Люди с удовольствием осушили кубки, восхваляя доброту полководца. Германик тоже выпил вино, поданное рабом, который перед тем сам его отведал. В тот момент полководец не предполагал, что в вине находится яд.
Планцина наблюдала за ним горящими от напряжения глазами, трепеща от волнения... Всё получилось так, как она и планировала.
Под куполом зазвучала весёлая музыка. На сцену, установленную в середине зала, поднялись танцовщики в масках.
— Агриппина, — молвил Пизон, взглянув на жену Германика, — мне рассказали, что у вас во время похода родилась дочка. Я хотел бы поздравить вас с этим значительным событием.
— Благодарю, — глухо произнесла Агриппина. — Я жена солдата, поэтому многие наши дети родились в походах.
— Да, я слышал, что юный Гай носит маленькие солдатские сапожки! — засмеялся Пизон. — Ах, почему мои сыновья всегда держались в стороне от воинской службы?
— Ты ещё можешь сделать из них достойных солдат, — возразил Германик. — К примеру, прислать в Армению несколько сирийских легионов, во главе которых встанут твои сыновья. Я собирался просить тебя оказать мне поддержку. Смута в Армении уже закончена, но там до сих пор звучат недовольные речи и чувствуется людской гнев. Оставив у армян части своих легионов, я был бы рад предоставить им подкрепление.
Опустив голову, Пизон мрачно усмехнулся:
— Прости меня, Германик, но я не могу распоряжаться сирийскими войсками.
— Но почему? Разве кесарь не поставил тебя в Сирии наместником? А наместники всегда имели власть распоряжаться доверенными легионами!
— Я стал наместником недавно и, учитывая скверное отношение к тебе нашего кесаря, не хотел бы совершать столь важные поступки, не спросив у него дозволения, — проговорил Пизон. — Ведь я всегда был ничтожеством. Мне страшно, что кесарь поставил меня на столь важную должность.

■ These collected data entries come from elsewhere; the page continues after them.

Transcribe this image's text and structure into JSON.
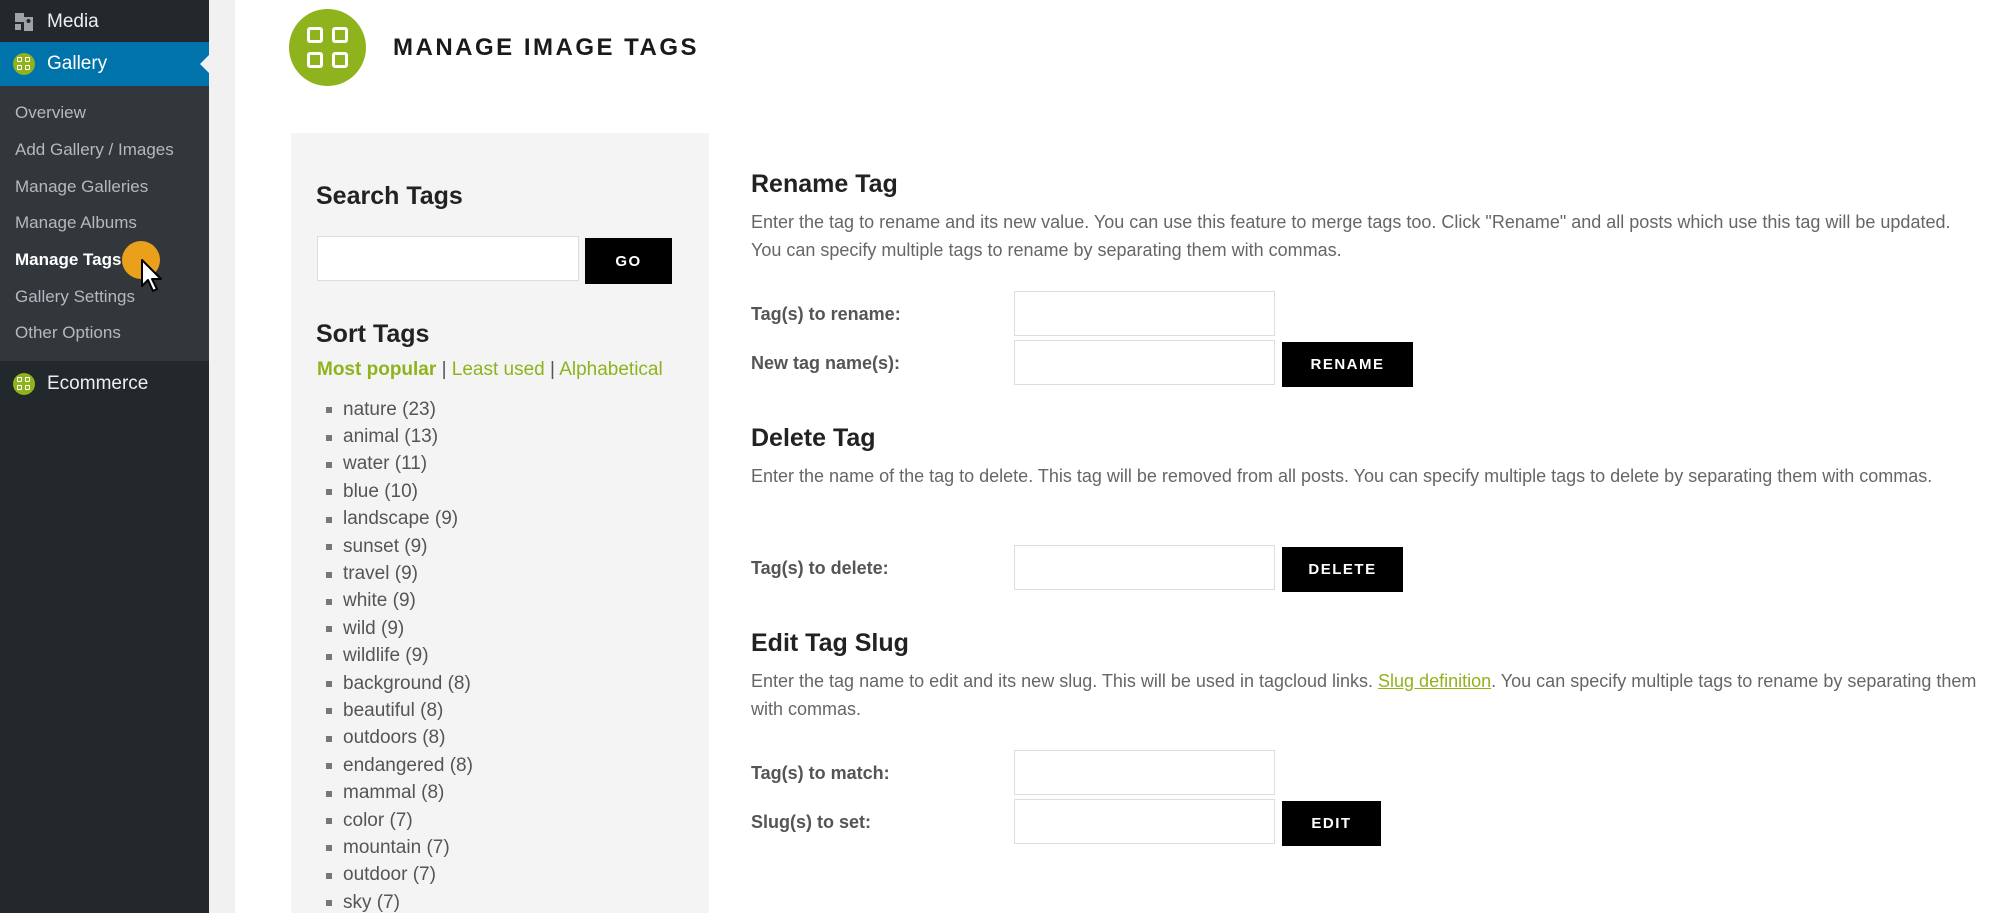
{
  "sidebar": {
    "media_label": "Media",
    "gallery_label": "Gallery",
    "submenu": [
      {
        "label": "Overview"
      },
      {
        "label": "Add Gallery / Images"
      },
      {
        "label": "Manage Galleries"
      },
      {
        "label": "Manage Albums"
      },
      {
        "label": "Manage Tags",
        "current": true
      },
      {
        "label": "Gallery Settings"
      },
      {
        "label": "Other Options"
      }
    ],
    "ecommerce_label": "Ecommerce",
    "colors": {
      "bg": "#23282d",
      "active": "#0073aa",
      "submenu_bg": "#32373c",
      "brand": "#8fb31d"
    }
  },
  "header": {
    "title": "MANAGE IMAGE TAGS",
    "icon": "grid-icon"
  },
  "search": {
    "heading": "Search Tags",
    "input_value": "",
    "button_label": "GO"
  },
  "sort": {
    "heading": "Sort Tags",
    "options": [
      "Most popular",
      "Least used",
      "Alphabetical"
    ],
    "active": "Most popular",
    "separator": "|"
  },
  "tags": [
    "nature (23)",
    "animal (13)",
    "water (11)",
    "blue (10)",
    "landscape (9)",
    "sunset (9)",
    "travel (9)",
    "white (9)",
    "wild (9)",
    "wildlife (9)",
    "background (8)",
    "beautiful (8)",
    "outdoors (8)",
    "endangered (8)",
    "mammal (8)",
    "color (7)",
    "mountain (7)",
    "outdoor (7)",
    "sky (7)"
  ],
  "rename": {
    "heading": "Rename Tag",
    "description": "Enter the tag to rename and its new value. You can use this feature to merge tags too. Click \"Rename\" and all posts which use this tag will be updated. You can specify multiple tags to rename by separating them with commas.",
    "label_from": "Tag(s) to rename:",
    "label_to": "New tag name(s):",
    "button_label": "RENAME"
  },
  "delete": {
    "heading": "Delete Tag",
    "description": "Enter the name of the tag to delete. This tag will be removed from all posts. You can specify multiple tags to delete by separating them with commas.",
    "label": "Tag(s) to delete:",
    "button_label": "DELETE"
  },
  "slug": {
    "heading": "Edit Tag Slug",
    "description_before": "Enter the tag name to edit and its new slug. This will be used in tagcloud links. ",
    "link_text": "Slug definition",
    "description_after": ". You can specify multiple tags to rename by separating them with commas.",
    "label_match": "Tag(s) to match:",
    "label_set": "Slug(s) to set:",
    "button_label": "EDIT"
  }
}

Поэтому пока я не напишу в Рим послание, не спрошу разрешения у Августа и не получу его ответ, я не предоставлю тебе своих солдат.
— Ты боишься за свою должность? — хмыкнул Поппей Сабин, возлежащий недалеко от Пизона.
— Нет. За свою голову, — ответил Пизон.
— Быть может, ты позволишь мне распоряжаться твоими легионами, и тогда вся вина за их действия ляжет на меня? — осведомился Германик.
— В этом случае тебе нечего бояться, — добавил Поппей Сабин Пизону.
«Соглашусь с ними, чтобы усыпить их бдительность, — подумал Пизон. — А как только Германик уедет, я отменю все его приказы».
— Хорошо, — сказал он. — Но если кесарь будет гневаться, вы меня защитите!
Кивнув, Германик потребовал налить ему в кубок новую порцию вина. Он был доволен тем, что ему удалось переубедить Пизона и заручиться поддержкой его советника. Встав со своего места, он высоко поднял кубок и провозгласил:
— Я пью это вино за здоровье хозяина дома и благодарю его за щедрость и гостеприимство!
Зазвучал гул голосов. Сейчас многие полководцы Германика предпочитали молчать, но вельможи из свиты Пизона с радостью осушили кубки.
— Германии, — произнёс Пизон, когда его гость вновь сел на ложе, — Мне известно, что тебя часто сравнивают с Александром Македонским, ведь ты молод, Ты хороший воин, и ты одержал много побед. Скажи, ты не боишься закончить свою жизнь так же, как он — на чужбине, достигнув всего лишь тридцати трёх лет от роду?
— Вернувшись из Александрии в Сирию, я намерен просить у Тиберия дозволения прибыть в Рим. Хочу провести там остаток жизни, — ответил Германию — Поэтому вряд ли мне предстоит разделить судьбу столь великого человека, как Александр Македонский.
«Хоть ты и умный полководец, но даже тебе свойственно ошибаться», — подумал Пизон, внимательно глядя на Германика.
Пока никаких признаков болезни или отравления не было заметно. До самого окончания пира Германии выглядел весёлым бодрым и цветущим и весьма хорошо себя чувствовал.